Borph
Borph

Reputation: 933

Do 'true' and 'false' have their usual meaning in preprocessor conditionals?

Given a C++11 compiler, which #error is the correct one it should end up with?

// no #includes!
#define SOMEMACRO true
#if SOMEMACRO
  #error "it was true"
#else
  #error "it was false"
#endif

Godbolt demo

Obviously I'm using #error just as a test. I know true and false are defined in the language proper, but this is preprocessor context. In C99 it seems not to be recognised by the preprocessor.

I'm asking because it seems that all compilers I tried see it as 'true', while a static code analysis tool insists that true isn't defined, implicitly false and ends up in "it was false".

Upvotes: 18

Views: 2877

Answers (3)

Borph
Borph

Reputation: 933

As other answers already pointed out correctly, true and false should work there with C++ compilers.

OP here: it was indeed a configuration problem of the SCA tool. In Helix, the option -preproccppkeywords, which says "When enabled, the C++ alternative tokens are treated as keywords." was responsible for this. When switching on, it behaves as expected. true and false are recognized during preprocessing.

Upvotes: 1

dumbass
dumbass

Reputation: 27228

According to [cpp.cond]/4 in the C++11 standard:

Prior to evaluation, macro invocations in the list of preprocessing tokens that will become the controlling constant expression are replaced (except for those macro names modified by the defined unary operator), just as in normal text. […] After all replacements due to macro expansion and the defined unary operator have been performed, all remaining identifiers and keywords, except for true and false, are replaced with the pp-number 0, and then each preprocessing token is converted into a token.

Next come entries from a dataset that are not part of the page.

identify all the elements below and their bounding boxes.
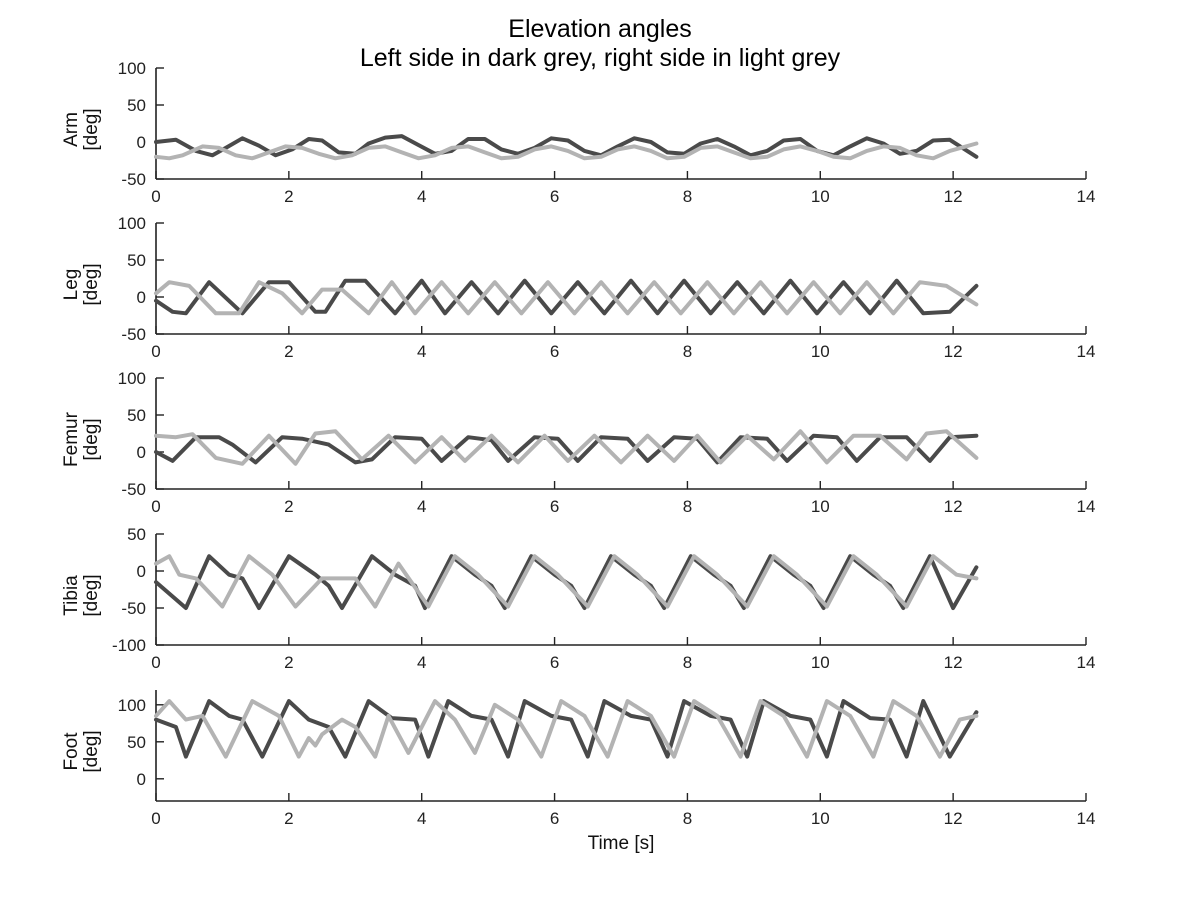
y-axis-label-line: Femur bbox=[61, 411, 82, 467]
series-line-right bbox=[154, 699, 979, 759]
series-line-right bbox=[154, 141, 979, 161]
y-tick-label: 100 bbox=[118, 214, 146, 233]
x-tick-label: 12 bbox=[944, 809, 963, 828]
x-tick-label: 2 bbox=[284, 342, 293, 361]
y-axis-label-line: Tibia bbox=[61, 575, 82, 616]
y-tick-label: 100 bbox=[118, 59, 146, 78]
x-tick-label: 4 bbox=[417, 497, 426, 516]
x-tick-label: 10 bbox=[811, 497, 830, 516]
x-tick-label: 10 bbox=[811, 653, 830, 672]
y-tick-label: 100 bbox=[118, 696, 146, 715]
series-line-left bbox=[154, 278, 979, 316]
series-line-left bbox=[154, 433, 979, 465]
y-axis-label-line: [deg] bbox=[81, 418, 102, 460]
panel-leg: -50 0 50 100 0 2 4 6 8 10 12 14 Leg[deg] bbox=[61, 214, 1095, 361]
x-tick-label: 0 bbox=[151, 809, 160, 828]
x-tick-label: 0 bbox=[151, 187, 160, 206]
x-tick-label: 6 bbox=[550, 809, 559, 828]
x-tick-label: 10 bbox=[811, 187, 830, 206]
x-tick-label: 12 bbox=[944, 653, 963, 672]
y-axis-label: Tibia[deg] bbox=[61, 574, 102, 616]
x-tick-label: 6 bbox=[550, 187, 559, 206]
y-tick-label: 0 bbox=[137, 443, 146, 462]
x-tick-label: 12 bbox=[944, 342, 963, 361]
y-axis-label: Femur[deg] bbox=[61, 411, 102, 467]
x-tick-label: 2 bbox=[284, 497, 293, 516]
y-axis-label-line: [deg] bbox=[81, 263, 102, 305]
y-tick-label: 50 bbox=[127, 96, 146, 115]
y-tick-label: 50 bbox=[127, 525, 146, 544]
panel-tibia: -100 -50 0 50 0 2 4 6 8 10 12 14 Tibia[deg] bbox=[61, 525, 1095, 672]
x-tick-label: 2 bbox=[284, 653, 293, 672]
x-tick-label: 4 bbox=[417, 653, 426, 672]
x-tick-label: 14 bbox=[1077, 653, 1096, 672]
series-line-right bbox=[154, 554, 979, 609]
series-line-right bbox=[154, 280, 979, 316]
x-tick-label: 12 bbox=[944, 497, 963, 516]
x-tick-label: 14 bbox=[1077, 809, 1096, 828]
y-axis-label: Foot[deg] bbox=[61, 730, 102, 772]
x-tick-label: 14 bbox=[1077, 187, 1096, 206]
x-tick-label: 0 bbox=[151, 497, 160, 516]
y-tick-label: 50 bbox=[127, 733, 146, 752]
y-tick-label: -50 bbox=[121, 170, 146, 189]
x-axis-label: Time [s] bbox=[588, 833, 655, 854]
y-tick-label: 50 bbox=[127, 251, 146, 270]
x-tick-label: 14 bbox=[1077, 497, 1096, 516]
x-tick-label: 8 bbox=[683, 187, 692, 206]
panel-femur: -50 0 50 100 0 2 4 6 8 10 12 14 Femur[deg] bbox=[61, 369, 1095, 516]
y-tick-label: 50 bbox=[127, 406, 146, 425]
y-tick-label: -50 bbox=[121, 480, 146, 499]
x-tick-label: 0 bbox=[151, 342, 160, 361]
panel-arm: -50 0 50 100 0 2 4 6 8 10 12 14 Arm[deg] bbox=[61, 59, 1095, 206]
x-tick-label: 0 bbox=[151, 653, 160, 672]
series-line-left bbox=[154, 699, 979, 759]
x-tick-label: 8 bbox=[683, 653, 692, 672]
y-tick-label: -50 bbox=[121, 599, 146, 618]
y-axis-label-line: Leg bbox=[61, 269, 82, 301]
y-axis-label-line: Arm bbox=[61, 112, 82, 147]
y-axis-label: Arm[deg] bbox=[61, 108, 102, 150]
chart-subtitle: Left side in dark grey, right side in li… bbox=[360, 44, 841, 72]
y-tick-label: 100 bbox=[118, 369, 146, 388]
y-tick-label: 0 bbox=[137, 133, 146, 152]
series-line-left bbox=[154, 134, 979, 159]
y-tick-label: 0 bbox=[137, 288, 146, 307]
series-line-left bbox=[154, 554, 979, 610]
y-axis-label-line: [deg] bbox=[81, 574, 102, 616]
y-tick-label: 0 bbox=[137, 770, 146, 789]
x-tick-label: 10 bbox=[811, 809, 830, 828]
x-tick-label: 6 bbox=[550, 653, 559, 672]
y-axis-label-line: Foot bbox=[61, 732, 82, 771]
x-tick-label: 8 bbox=[683, 809, 692, 828]
x-tick-label: 6 bbox=[550, 342, 559, 361]
series-line-right bbox=[154, 429, 979, 466]
y-tick-label: -100 bbox=[112, 636, 146, 655]
chart-title: Elevation angles bbox=[508, 15, 691, 43]
x-tick-label: 8 bbox=[683, 497, 692, 516]
x-tick-label: 2 bbox=[284, 187, 293, 206]
y-axis-label-line: [deg] bbox=[81, 730, 102, 772]
x-tick-label: 4 bbox=[417, 809, 426, 828]
x-tick-label: 14 bbox=[1077, 342, 1096, 361]
x-tick-label: 10 bbox=[811, 342, 830, 361]
y-axis-label: Leg[deg] bbox=[61, 263, 102, 305]
x-tick-label: 4 bbox=[417, 342, 426, 361]
x-tick-label: 12 bbox=[944, 187, 963, 206]
y-axis-label-line: [deg] bbox=[81, 108, 102, 150]
panel-foot: 0 50 100 0 2 4 6 8 10 12 14 Foot[deg] bbox=[61, 690, 1095, 828]
x-tick-label: 4 bbox=[417, 187, 426, 206]
y-tick-label: -50 bbox=[121, 325, 146, 344]
x-tick-label: 6 bbox=[550, 497, 559, 516]
x-tick-label: 8 bbox=[683, 342, 692, 361]
y-tick-label: 0 bbox=[137, 562, 146, 581]
x-tick-label: 2 bbox=[284, 809, 293, 828]
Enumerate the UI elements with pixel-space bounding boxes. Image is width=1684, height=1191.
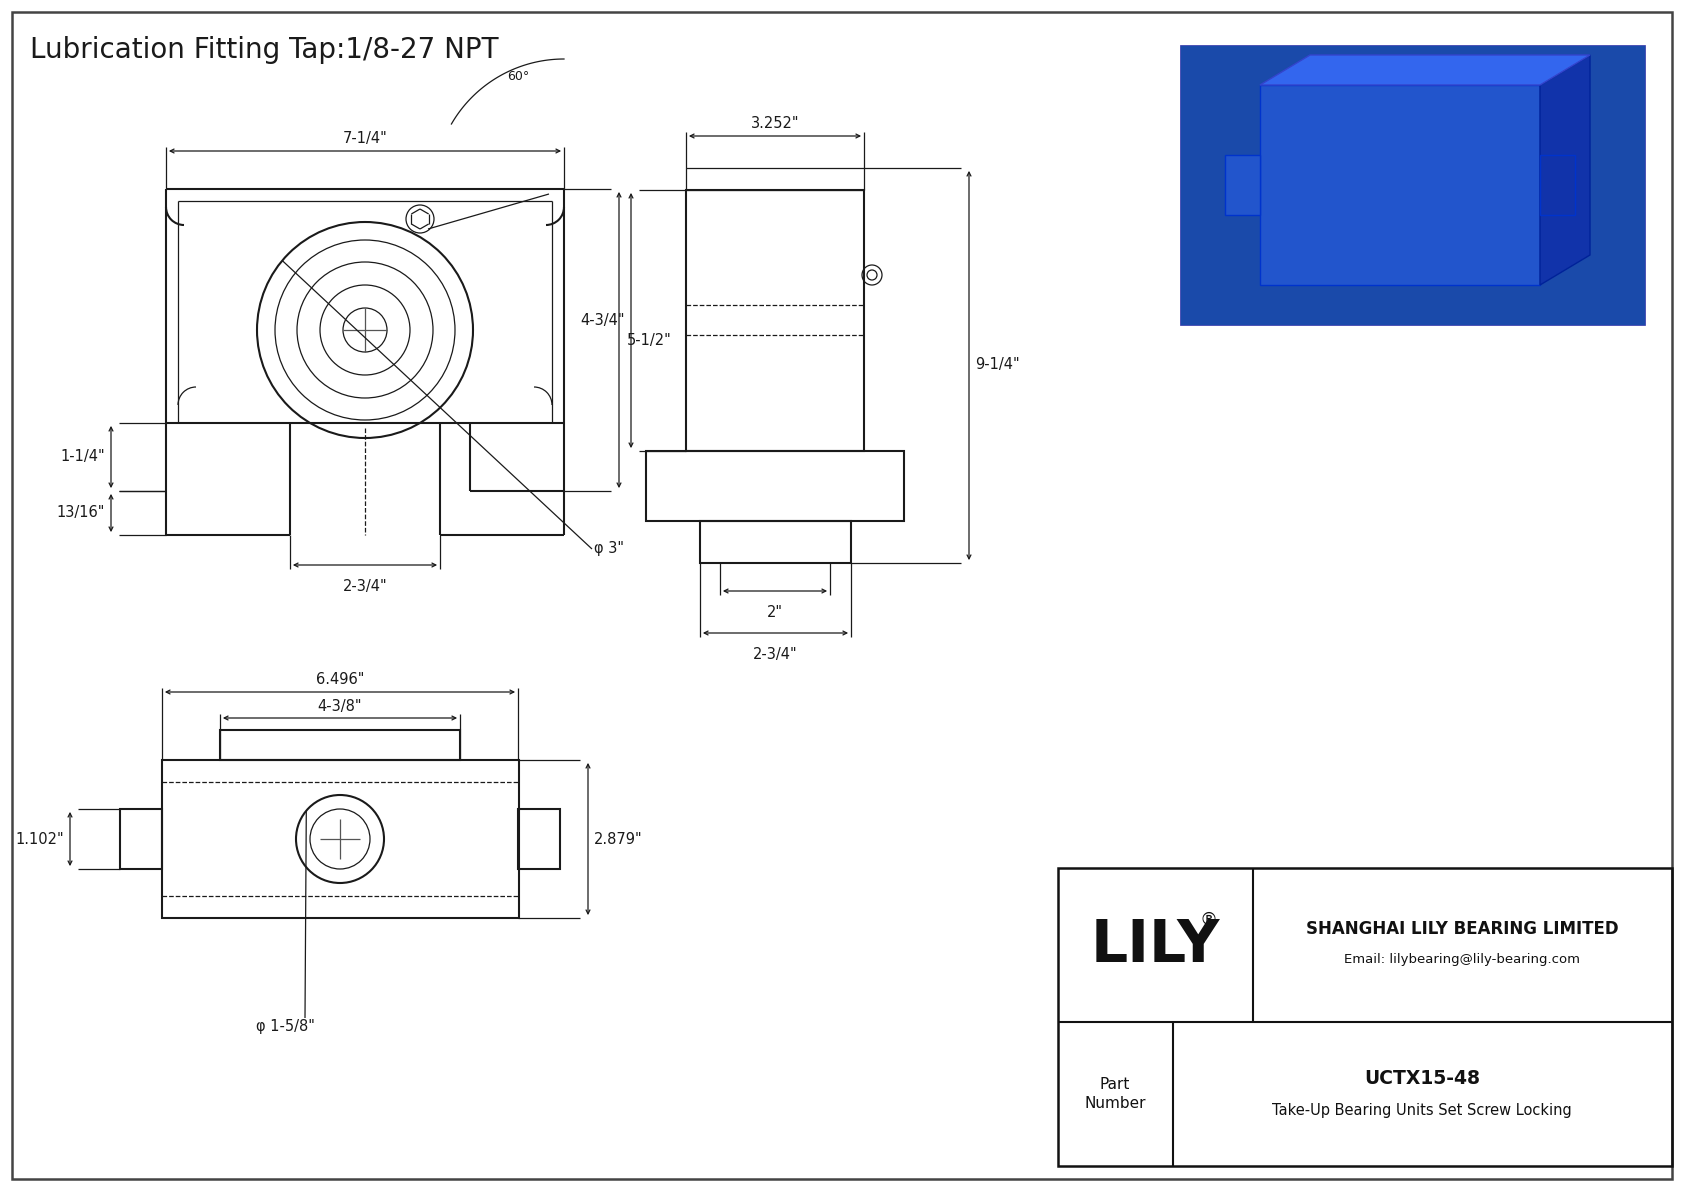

The resulting tokens comprise the controlling constant expression which is evaluated according to the rules of [expr.const] using arithmetic that has at least the ranges specified in [support.limits]. […] Each subexpression with type bool is subjected to integral promotion before processing continues.

Emphasis mine; from the bolded passages it follows that bool-typed expressions are meant to be supported in preprocessor conditions just like in the language proper, including bool literals true and false. The [expr.const] section defining constant expressions is referred to from other sections that use it in non-preprocessing context, from which it follows that the evaluation rules are the same in the preprocessor and the language proper.

I’d assume similar language appears in all further revisions of the C++ standard, and probably in earlier ones too. In C, on the other hand, true and false are not keywords, but macros defined in stdbool.h, so the preprocessor treats them just like any other token.

The usual practice is to use 1 and 0 for logical values in preprocessor expressions for maximum portability, and preferably to avoid directly referring to them entirely.

Upvotes: 9

iBug
iBug

Reputation: 37307

In all ISO C++ standards, both true and false are keyword constants, just like nullptr in C++11. So #if SOMEMACRO = #if true and the preprocessor will go to the truthy branch.

In C, however, neither true nor false is ever a keyword. They're macros defined to 1 and 0 respectively, as of C99 and with #include <stdbool.h>. This does mean that however, if you don't include stdbool.h, the compiler should complain about unrecognized identifiers for true, false etc. After including the header, #if SOMEMACRO is now #if 1, which is truthy in C.

For preprocessing, this quote from CppReference is meaningful:

Any identifier, which is not literal, non defined using #define directive, evaluates to 0.

So in your (probably C-oriented) static analysis tool, it sees true as a non-#define-defined identifier, and therefore evaluates true to zero. You're not going to observe this behavior if you use a C++ analysis tool.

In that case, you probably shouldn't have missed the #include <stdbool.h> in the first place, though.